Is this a leftist quirk? (I don't really care, but this is a post for questions, so I thought I ought to add a question)

It sounds like your acquaintance is using "specifically" when they mean to say "intentionally". There are few things more irritating than people using long words in an effort to sound educated, and compromising the effort by using the wrong ones. I find it even more embarrassing than using the correct word but mispronouncing it because you've only seen it written down - "get a load of this guy, he's literate!"

I see the use of specifically as perfectly cromulent!
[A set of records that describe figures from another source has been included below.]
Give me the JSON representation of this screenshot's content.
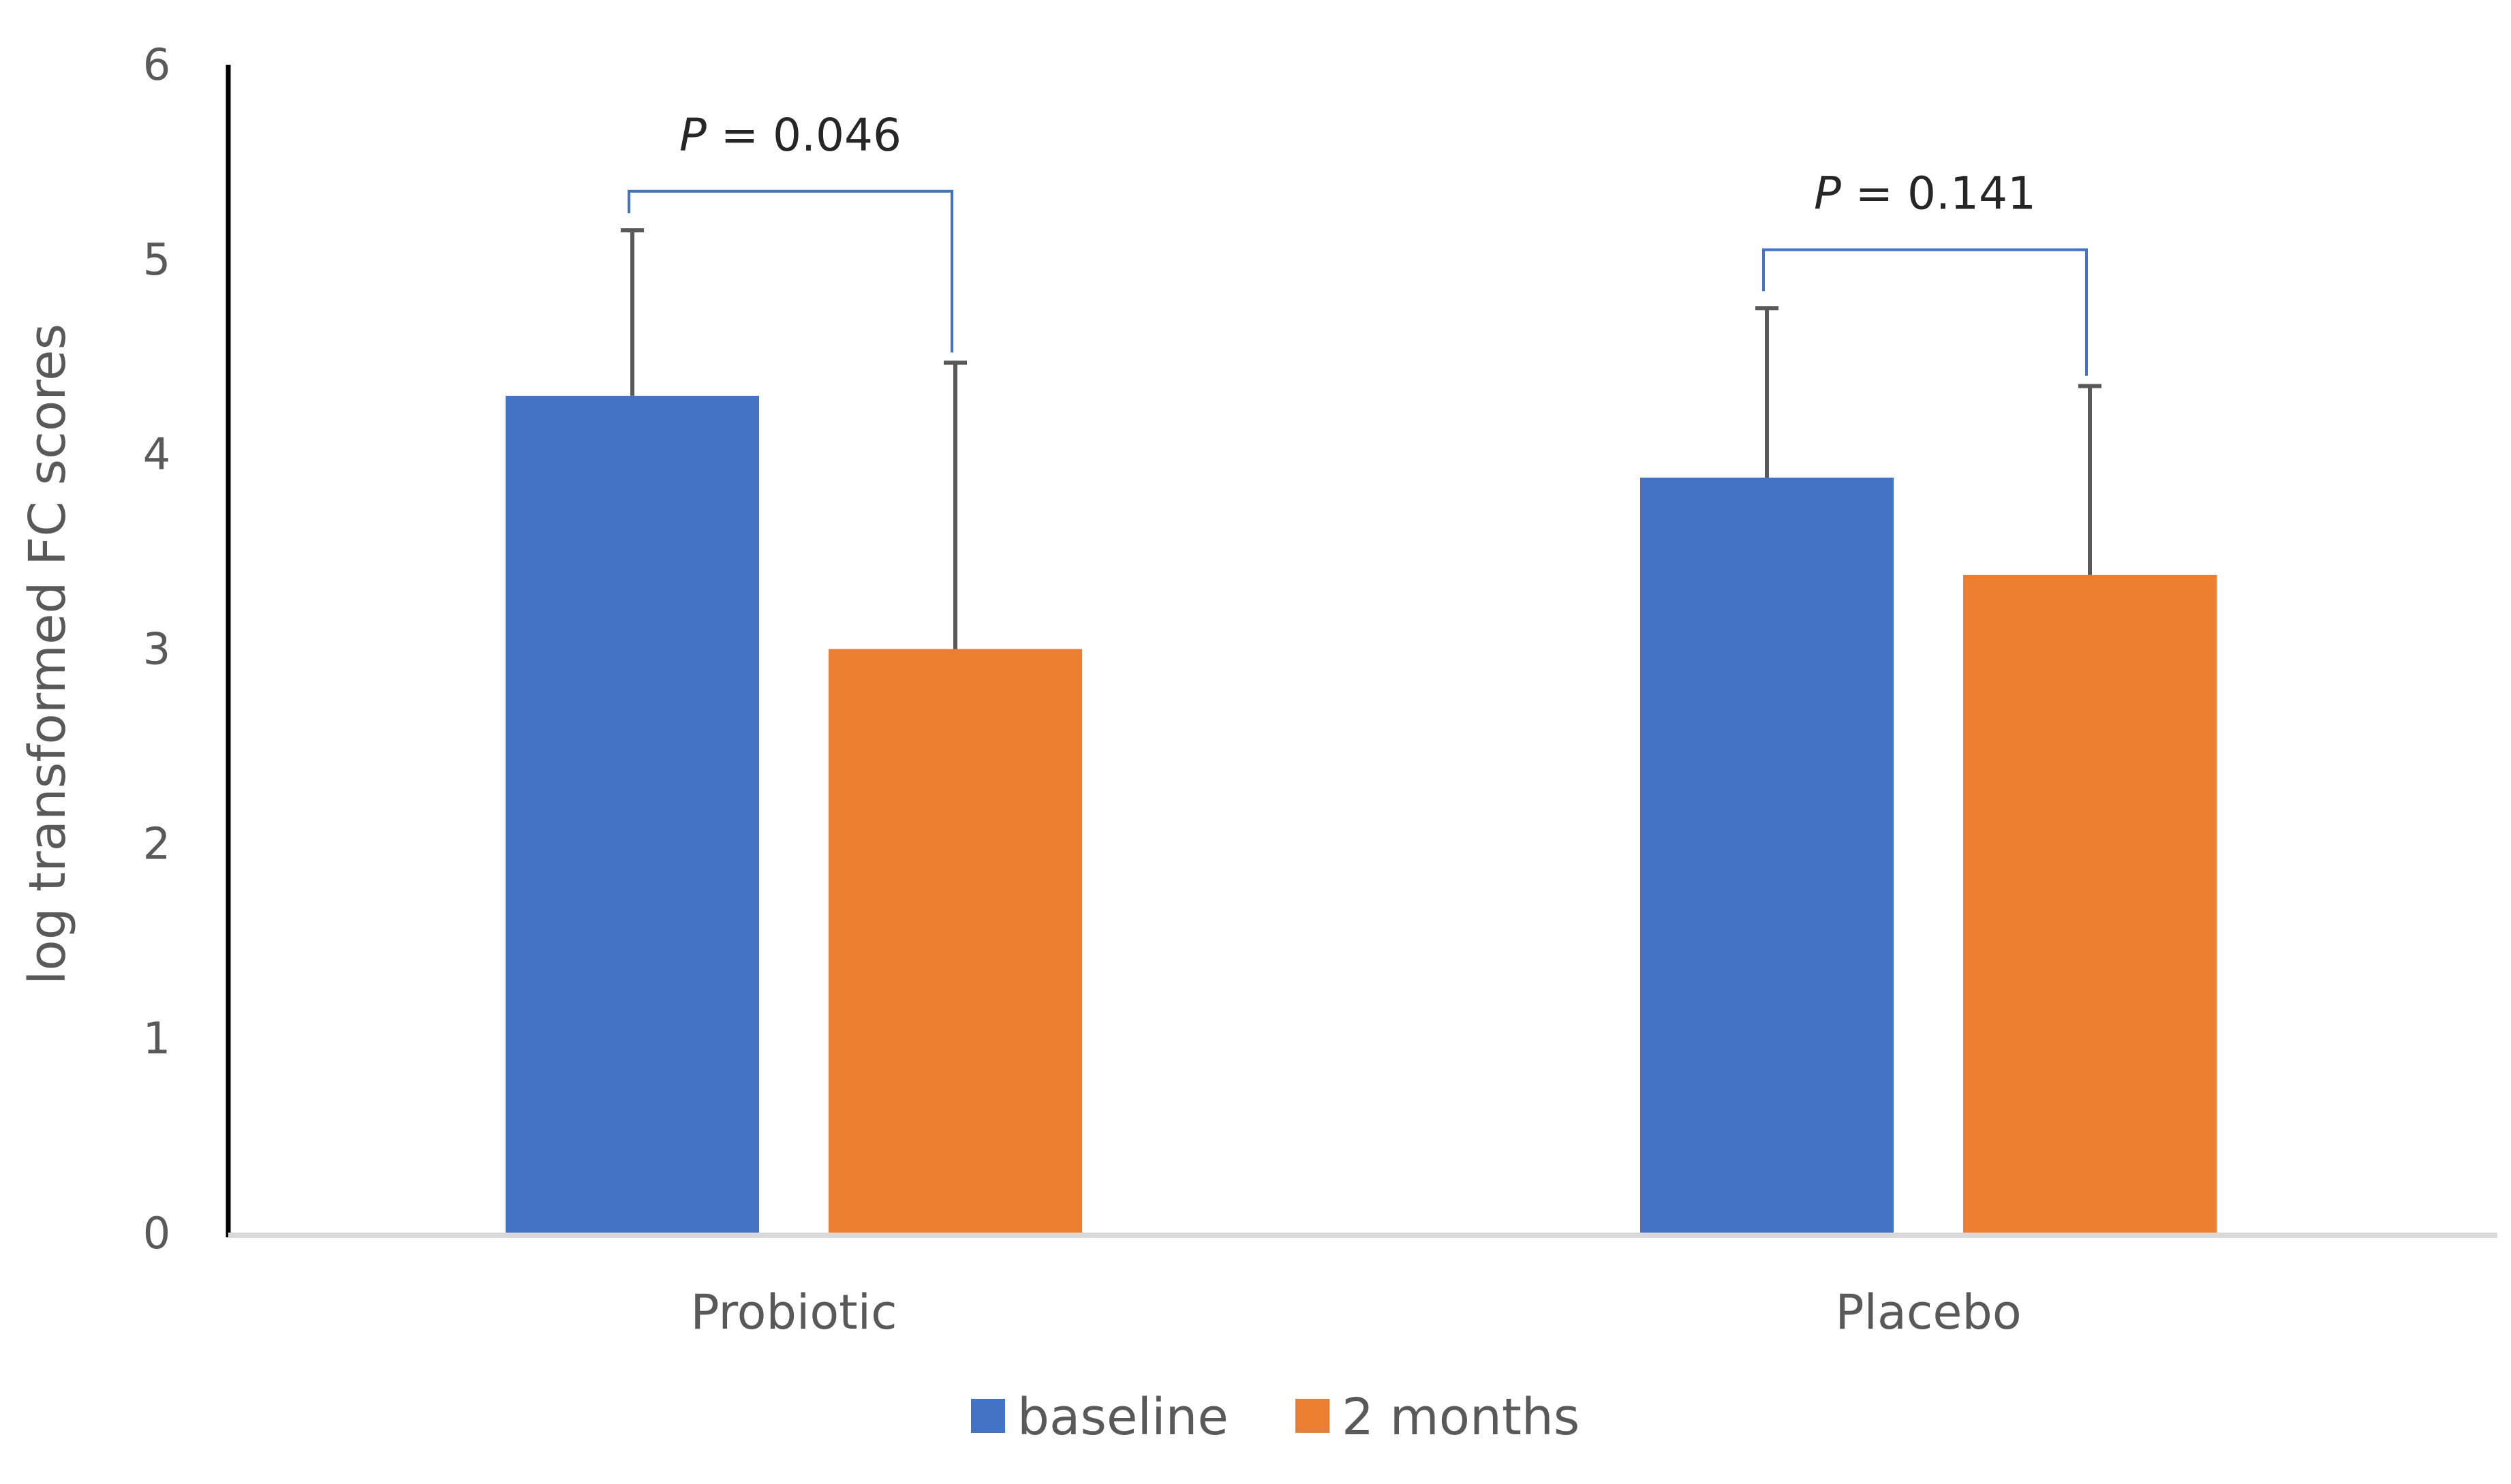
{
  "chart_data": {
    "type": "bar",
    "categories": [
      "Probiotic",
      "Placebo"
    ],
    "series": [
      {
        "name": "baseline",
        "color": "#4472C4",
        "values": [
          4.3,
          3.88
        ],
        "error_plus": [
          0.85,
          0.87
        ]
      },
      {
        "name": "2 months",
        "color": "#ED7D31",
        "values": [
          3.0,
          3.38
        ],
        "error_plus": [
          1.47,
          0.97
        ]
      }
    ],
    "ylabel": "log transformed FC scores",
    "xlabel": "",
    "ylim": [
      0,
      6
    ],
    "yticks": [
      0,
      1,
      2,
      3,
      4,
      5,
      6
    ],
    "grid": false,
    "legend_position": "bottom-center",
    "annotations": [
      {
        "category": "Probiotic",
        "prefix": "P",
        "text": " = 0.046",
        "bracket_y": 5.35
      },
      {
        "category": "Placebo",
        "prefix": "P",
        "text": " = 0.141",
        "bracket_y": 5.05
      }
    ],
    "colors": {
      "axis": "#000000",
      "baseline": "#D9D9D9",
      "error_bar": "#595959",
      "bracket": "#4472C4"
    }
  }
}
I was just going to mention cromulent. I am old enough to have watched that Simpsons episode live, and didn't think about it for years until people started writing it in reddit. Then I've seen it in this very forum more than once, used in otherwise serious passages. I feel like anyway that cromulent may be more a word that that goddam word sonder.

sonder

It's wrong in so many ways. "sonder" in German isn't a noun. It's not even a real word. It can't stand on its own! You combine it with various other word-components to make a real word.

Some examples:

  • absondern: excrete
  • besonders: special
  • sonderlich: strange
  • sondern: but
  • Besonderheit: peculiarity

And if for some absurd reason it were a noun of its own, you'd be obliged to capitalize it. And then it still wouldn't mean what, according to Google, it supposedly means in English!